Cameron Rhodes plays Todd; Simbarashe Matshe is Steady. Putting an older white male on the stage with a young black man is, says Makuwe, a political statement and a way to reflect on the conversations still to be had.
Thanks to a childhood in Zimbabwe, Matshe also knew of Garfield Todd but Rhodes admits he hadn't heard of him until Black Lover came up.
"The big question I had was what on an earth was he doing there? How did a New Zealander from Invercargill end up being Prime Minister of a predominantly black African country? I find it absolutely extraordinary how he came to be in this position.
"I think it's extraordinarily relevant now and that's what really appealed to me about doing it because it's a play that really means something. It's fascinating because, in a way, it's both a New Zealand and an African play dealing with values we share ... There are a lot of similarities between these seemingly different people stuck in the same situation."
Judith Todd is delighted that her father's story has made it to the stage, but isn't surprised his name is largely unknown.
"It is quite a long time ago since he left New Zealand and I think it's people who stay at home who you remember the most, like Sir Edmund Hillary," she says, before relating a story of how Sir Ed visited their home when she was a child and what a wonderful evening it was.
Anecdotes like this might lead one to believe the Todd family had a charmed life, but the reality is markedly different. Judith joined her father in campaigning internationally against white minority rule and was imprisoned, force fed when she went on a hunger strike and, eventually, expelled.
Returning to Rhodesia eight years later, as it became Zimbabwe and transitioned to independence in 1980, the Todds were optimistic but, says Judith, it soon became clear Robert Mugabe would be an authoritarian leader heading a brutal regime. The Todds became outspoken critics of Mugabe; Judith was raped on his orders and later stripped of her Zimbabwean citizenship while Garfield Todd, too, was frequently under house arrest and, aged 94, stripped of his Zimbabwean nationality. He died that same year.
With Mugabe's demise, Todd, 76, now says she feels safe but sees much work to be done to overcome Mugabe's legacy.

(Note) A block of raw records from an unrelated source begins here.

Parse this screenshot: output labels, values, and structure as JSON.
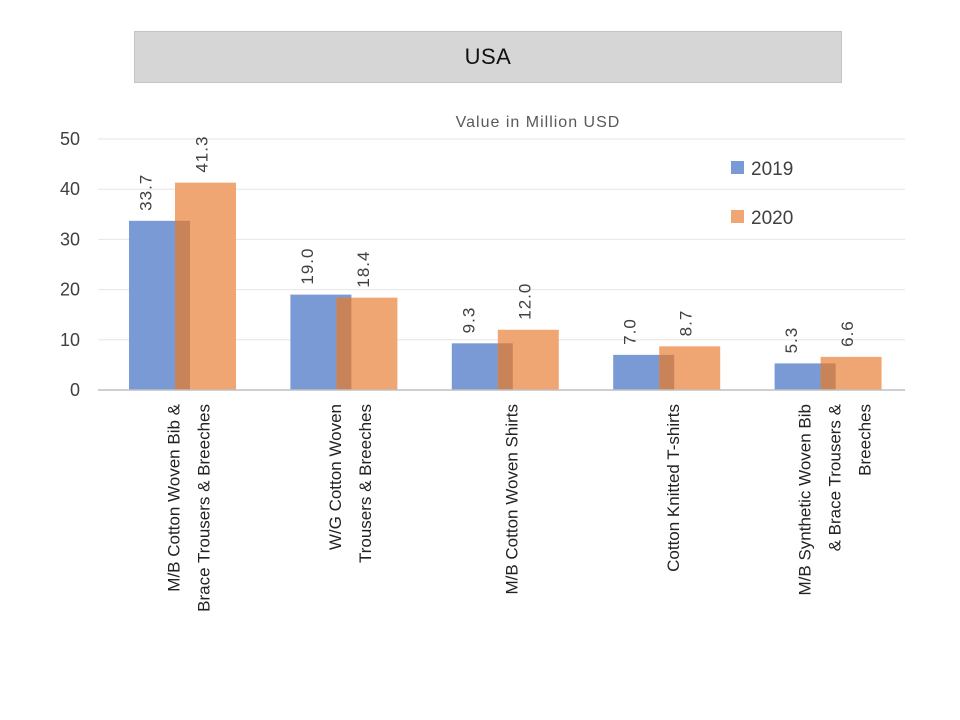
{
  "title": "USA",
  "chart_data": {
    "type": "bar",
    "subtitle": "Value in Million USD",
    "categories": [
      [
        "M/B Cotton  Woven Bib &",
        "Brace Trousers & Breeches"
      ],
      [
        "W/G Cotton Woven",
        "Trousers & Breeches"
      ],
      [
        "M/B Cotton Woven  Shirts"
      ],
      [
        "Cotton Knitted   T-shirts"
      ],
      [
        "M/B Synthetic  Woven Bib",
        "& Brace Trousers &",
        "Breeches"
      ]
    ],
    "series": [
      {
        "name": "2019",
        "values": [
          33.7,
          19.0,
          9.3,
          7.0,
          5.3
        ],
        "labels": [
          "33.7",
          "19.0",
          "9.3",
          "7.0",
          "5.3"
        ],
        "color": "#7a9ad6"
      },
      {
        "name": "2020",
        "values": [
          41.3,
          18.4,
          12.0,
          8.7,
          6.6
        ],
        "labels": [
          "41.3",
          "18.4",
          "12.0",
          "8.7",
          "6.6"
        ],
        "color": "#f0a673"
      }
    ],
    "ylim": [
      0,
      50
    ],
    "yticks": [
      "0",
      "10",
      "20",
      "30",
      "40",
      "50"
    ],
    "grid": true,
    "legend": "top-right"
  }
}
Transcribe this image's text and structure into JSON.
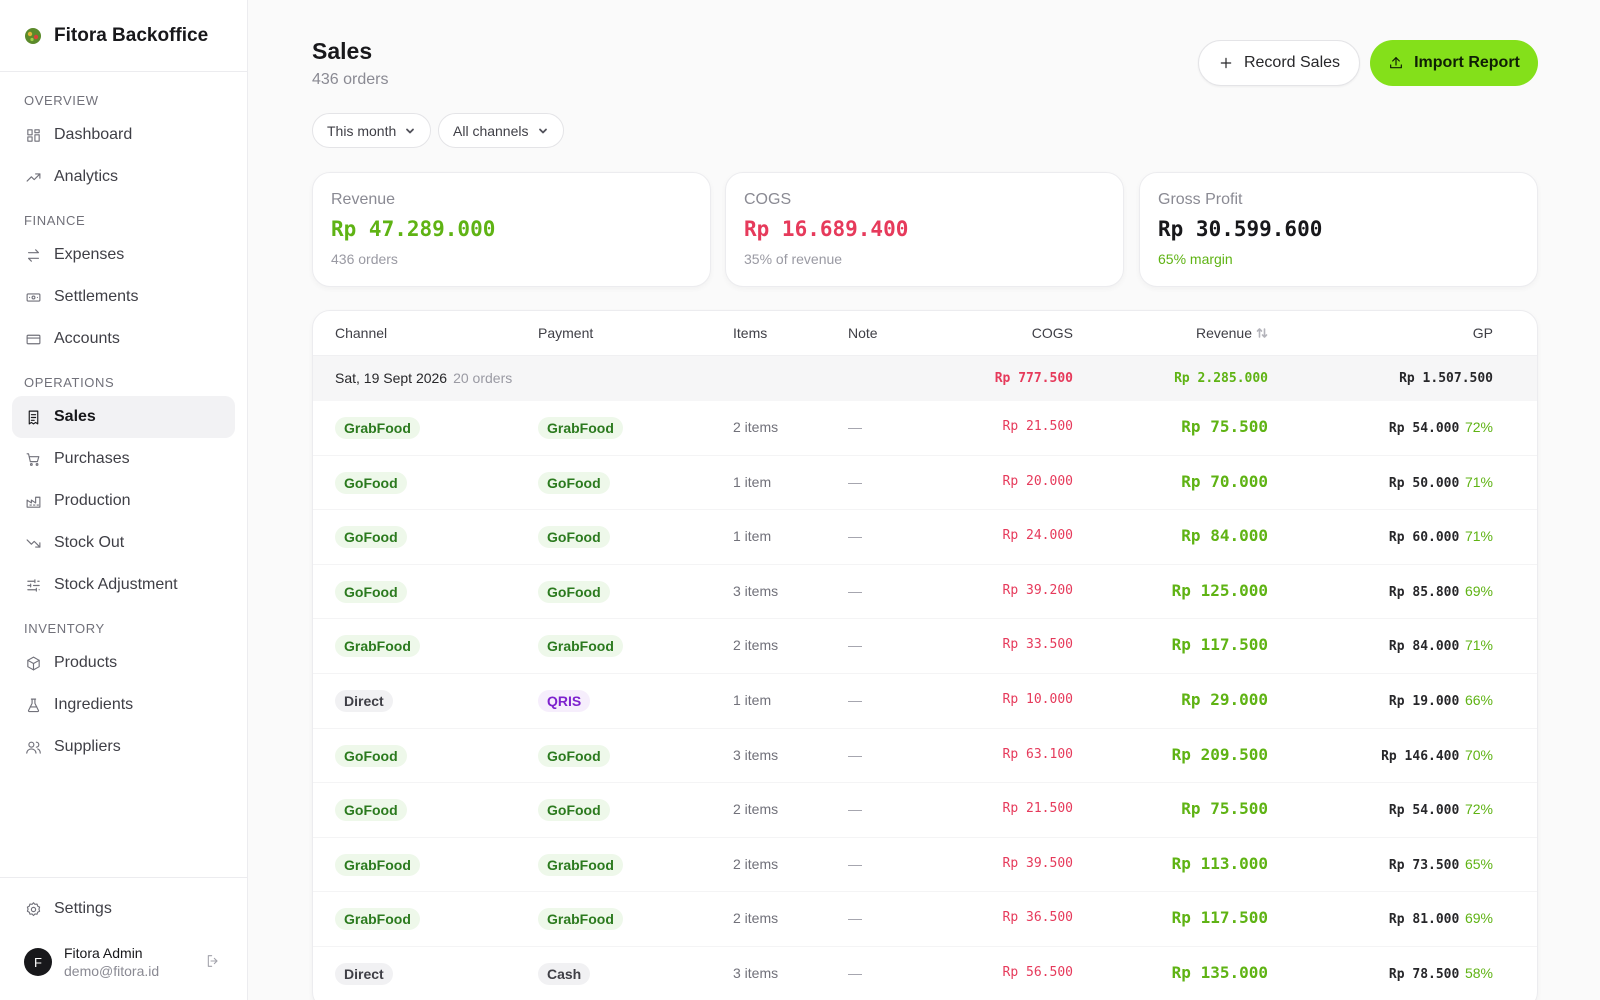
{
  "brand": {
    "name": "Fitora Backoffice"
  },
  "sidebar": {
    "sections": [
      {
        "title": "OVERVIEW",
        "items": [
          {
            "label": "Dashboard",
            "icon": "dashboard-icon"
          },
          {
            "label": "Analytics",
            "icon": "trend-icon"
          }
        ]
      },
      {
        "title": "FINANCE",
        "items": [
          {
            "label": "Expenses",
            "icon": "exchange-icon"
          },
          {
            "label": "Settlements",
            "icon": "banknote-icon"
          },
          {
            "label": "Accounts",
            "icon": "card-icon"
          }
        ]
      },
      {
        "title": "OPERATIONS",
        "items": [
          {
            "label": "Sales",
            "icon": "receipt-icon",
            "active": true
          },
          {
            "label": "Purchases",
            "icon": "cart-icon"
          },
          {
            "label": "Production",
            "icon": "factory-icon"
          },
          {
            "label": "Stock Out",
            "icon": "trend-down-icon"
          },
          {
            "label": "Stock Adjustment",
            "icon": "sliders-icon"
          }
        ]
      },
      {
        "title": "INVENTORY",
        "items": [
          {
            "label": "Products",
            "icon": "box-icon"
          },
          {
            "label": "Ingredients",
            "icon": "flask-icon"
          },
          {
            "label": "Suppliers",
            "icon": "users-icon"
          }
        ]
      }
    ],
    "settings_label": "Settings",
    "user": {
      "initial": "F",
      "name": "Fitora Admin",
      "email": "demo@fitora.id"
    }
  },
  "header": {
    "title": "Sales",
    "subtitle": "436 orders",
    "record_label": "Record Sales",
    "import_label": "Import Report"
  },
  "filters": {
    "period": "This month",
    "channel": "All channels"
  },
  "cards": [
    {
      "label": "Revenue",
      "value": "Rp 47.289.000",
      "sub": "436 orders",
      "color": "#5fb314",
      "sub_color": "#9a9aa3"
    },
    {
      "label": "COGS",
      "value": "Rp 16.689.400",
      "sub": "35% of revenue",
      "color": "#e63a5b",
      "sub_color": "#9a9aa3"
    },
    {
      "label": "Gross Profit",
      "value": "Rp 30.599.600",
      "sub": "65% margin",
      "color": "#18181b",
      "sub_color": "#5fb314"
    }
  ],
  "table": {
    "columns": {
      "channel": "Channel",
      "payment": "Payment",
      "items": "Items",
      "note": "Note",
      "cogs": "COGS",
      "revenue": "Revenue",
      "gp": "GP"
    },
    "group": {
      "date": "Sat, 19 Sept 2026",
      "count": "20 orders",
      "cogs": "Rp 777.500",
      "revenue": "Rp 2.285.000",
      "gp": "Rp 1.507.500"
    },
    "rows": [
      {
        "channel": "GrabFood",
        "payment": "GrabFood",
        "items": "2 items",
        "note": "—",
        "cogs": "Rp 21.500",
        "revenue": "Rp 75.500",
        "gp": "Rp 54.000",
        "pct": "72%"
      },
      {
        "channel": "GoFood",
        "payment": "GoFood",
        "items": "1 item",
        "note": "—",
        "cogs": "Rp 20.000",
        "revenue": "Rp 70.000",
        "gp": "Rp 50.000",
        "pct": "71%"
      },
      {
        "channel": "GoFood",
        "payment": "GoFood",
        "items": "1 item",
        "note": "—",
        "cogs": "Rp 24.000",
        "revenue": "Rp 84.000",
        "gp": "Rp 60.000",
        "pct": "71%"
      },
      {
        "channel": "GoFood",
        "payment": "GoFood",
        "items": "3 items",
        "note": "—",
        "cogs": "Rp 39.200",
        "revenue": "Rp 125.000",
        "gp": "Rp 85.800",
        "pct": "69%"
      },
      {
        "channel": "GrabFood",
        "payment": "GrabFood",
        "items": "2 items",
        "note": "—",
        "cogs": "Rp 33.500",
        "revenue": "Rp 117.500",
        "gp": "Rp 84.000",
        "pct": "71%"
      },
      {
        "channel": "Direct",
        "payment": "QRIS",
        "items": "1 item",
        "note": "—",
        "cogs": "Rp 10.000",
        "revenue": "Rp 29.000",
        "gp": "Rp 19.000",
        "pct": "66%"
      },
      {
        "channel": "GoFood",
        "payment": "GoFood",
        "items": "3 items",
        "note": "—",
        "cogs": "Rp 63.100",
        "revenue": "Rp 209.500",
        "gp": "Rp 146.400",
        "pct": "70%"
      },
      {
        "channel": "GoFood",
        "payment": "GoFood",
        "items": "2 items",
        "note": "—",
        "cogs": "Rp 21.500",
        "revenue": "Rp 75.500",
        "gp": "Rp 54.000",
        "pct": "72%"
      },
      {
        "channel": "GrabFood",
        "payment": "GrabFood",
        "items": "2 items",
        "note": "—",
        "cogs": "Rp 39.500",
        "revenue": "Rp 113.000",
        "gp": "Rp 73.500",
        "pct": "65%"
      },
      {
        "channel": "GrabFood",
        "payment": "GrabFood",
        "items": "2 items",
        "note": "—",
        "cogs": "Rp 36.500",
        "revenue": "Rp 117.500",
        "gp": "Rp 81.000",
        "pct": "69%"
      },
      {
        "channel": "Direct",
        "payment": "Cash",
        "items": "3 items",
        "note": "—",
        "cogs": "Rp 56.500",
        "revenue": "Rp 135.000",
        "gp": "Rp 78.500",
        "pct": "58%"
      }
    ]
  }
}
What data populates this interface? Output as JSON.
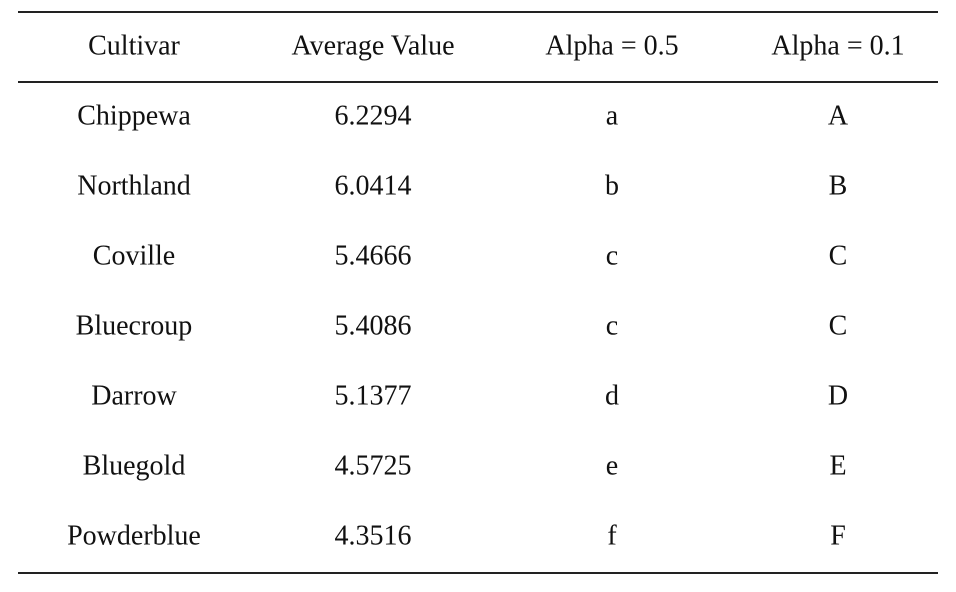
{
  "table": {
    "header": [
      "Cultivar",
      "Average Value",
      "Alpha = 0.5",
      "Alpha = 0.1"
    ],
    "rows": [
      [
        "Chippewa",
        "6.2294",
        "a",
        "A"
      ],
      [
        "Northland",
        "6.0414",
        "b",
        "B"
      ],
      [
        "Coville",
        "5.4666",
        "c",
        "C"
      ],
      [
        "Bluecroup",
        "5.4086",
        "c",
        "C"
      ],
      [
        "Darrow",
        "5.1377",
        "d",
        "D"
      ],
      [
        "Bluegold",
        "4.5725",
        "e",
        "E"
      ],
      [
        "Powderblue",
        "4.3516",
        "f",
        "F"
      ]
    ]
  }
}
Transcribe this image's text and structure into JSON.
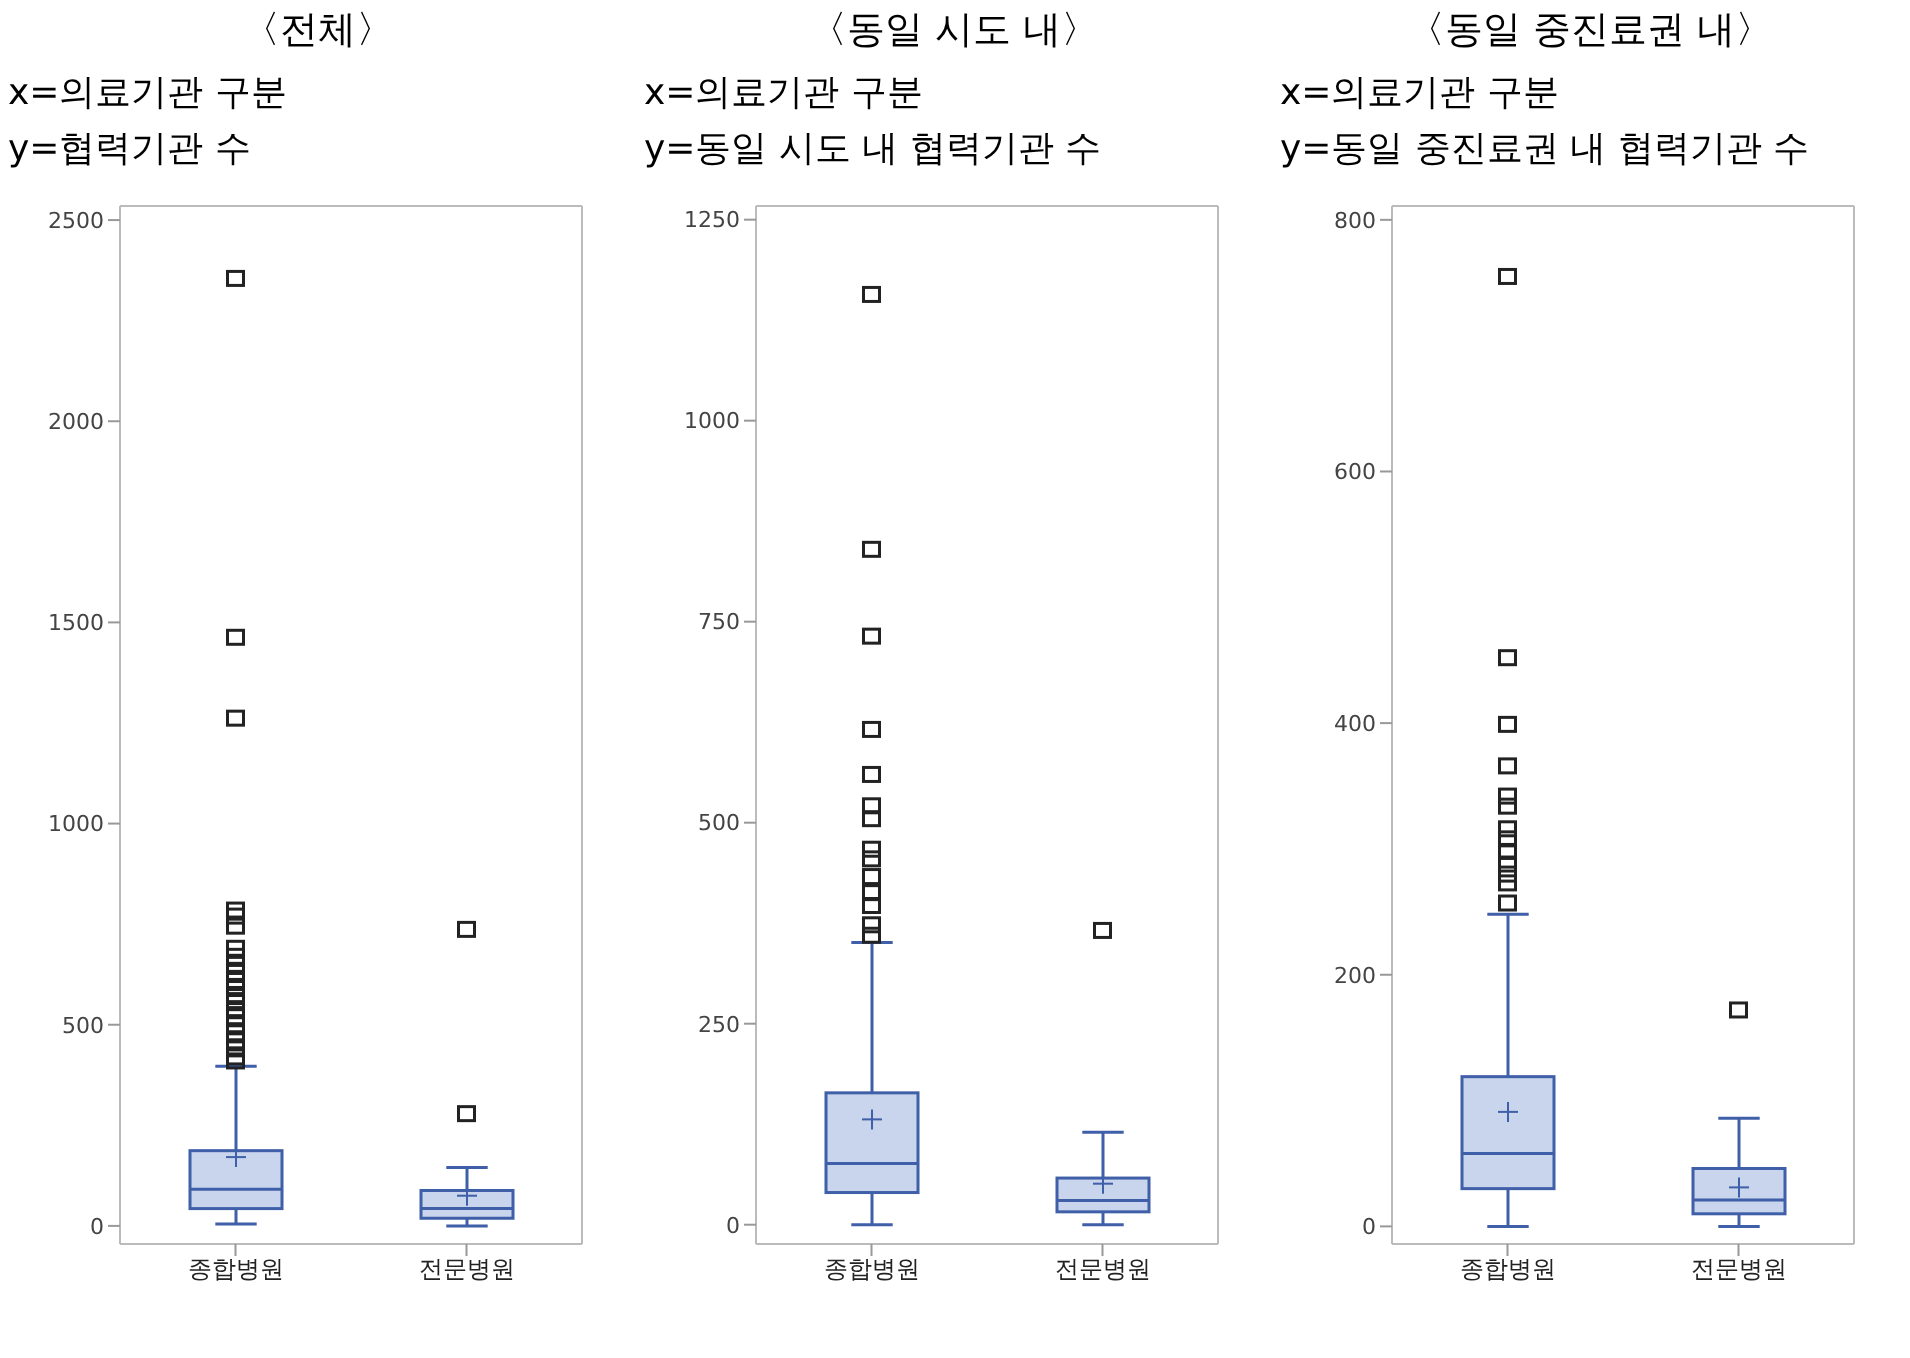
{
  "chart_data": [
    {
      "type": "box",
      "title": "〈전체〉",
      "xlabel": "x=의료기관 구분",
      "ylabel": "y=협력기관 수",
      "categories": [
        "종합병원",
        "전문병원"
      ],
      "color": "#3f5fa8",
      "marker": "square",
      "grid": false,
      "legend": false,
      "ylim": [
        -45,
        2535
      ],
      "yticks": [
        0,
        500,
        1000,
        1500,
        2000,
        2500
      ],
      "boxes": [
        {
          "low": 5,
          "q1": 43,
          "median": 91,
          "q3": 187,
          "high": 397,
          "mean": 171,
          "outliers": [
            410,
            420,
            440,
            460,
            480,
            500,
            520,
            540,
            560,
            570,
            590,
            610,
            630,
            650,
            670,
            690,
            745,
            770,
            785,
            1262,
            1463,
            2355
          ]
        },
        {
          "low": 0,
          "q1": 19,
          "median": 43,
          "q3": 88,
          "high": 145,
          "mean": 75,
          "outliers": [
            279,
            737
          ]
        }
      ]
    },
    {
      "type": "box",
      "title": "〈동일 시도 내〉",
      "xlabel": "x=의료기관 구분",
      "ylabel": "y=동일 시도 내 협력기관 수",
      "categories": [
        "종합병원",
        "전문병원"
      ],
      "color": "#3f5fa8",
      "marker": "square",
      "grid": false,
      "legend": false,
      "ylim": [
        -24,
        1267
      ],
      "yticks": [
        0,
        250,
        500,
        750,
        1000,
        1250
      ],
      "boxes": [
        {
          "low": 0,
          "q1": 40,
          "median": 76,
          "q3": 164,
          "high": 351,
          "mean": 131,
          "outliers": [
            360,
            373,
            397,
            413,
            433,
            455,
            467,
            505,
            521,
            560,
            616,
            732,
            840,
            1157
          ]
        },
        {
          "low": 0,
          "q1": 16,
          "median": 30,
          "q3": 58,
          "high": 115,
          "mean": 51,
          "outliers": [
            366
          ]
        }
      ]
    },
    {
      "type": "box",
      "title": "〈동일 중진료권 내〉",
      "xlabel": "x=의료기관 구분",
      "ylabel": "y=동일 중진료권 내 협력기관 수",
      "categories": [
        "종합병원",
        "전문병원"
      ],
      "color": "#3f5fa8",
      "marker": "square",
      "grid": false,
      "legend": false,
      "ylim": [
        -14,
        811
      ],
      "yticks": [
        0,
        200,
        400,
        600,
        800
      ],
      "boxes": [
        {
          "low": 0,
          "q1": 30,
          "median": 58,
          "q3": 119,
          "high": 248,
          "mean": 91,
          "outliers": [
            257,
            273,
            280,
            288,
            298,
            308,
            316,
            334,
            342,
            366,
            399,
            452,
            755
          ]
        },
        {
          "low": 0,
          "q1": 10,
          "median": 21,
          "q3": 46,
          "high": 86,
          "mean": 31,
          "outliers": [
            172
          ]
        }
      ]
    }
  ]
}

"I mean, basically the fabric of the country was torn up; the economy was smashed, agriculture was smashed, so many of our brightest people – like Stanley Makuwe – have gone into the diaspora so, I am sorry, to say it will probably take a generation or two to get back to what it should be. But there are good things; I now feel safe. We don't have that terrible person or the daily censorship hanging over you."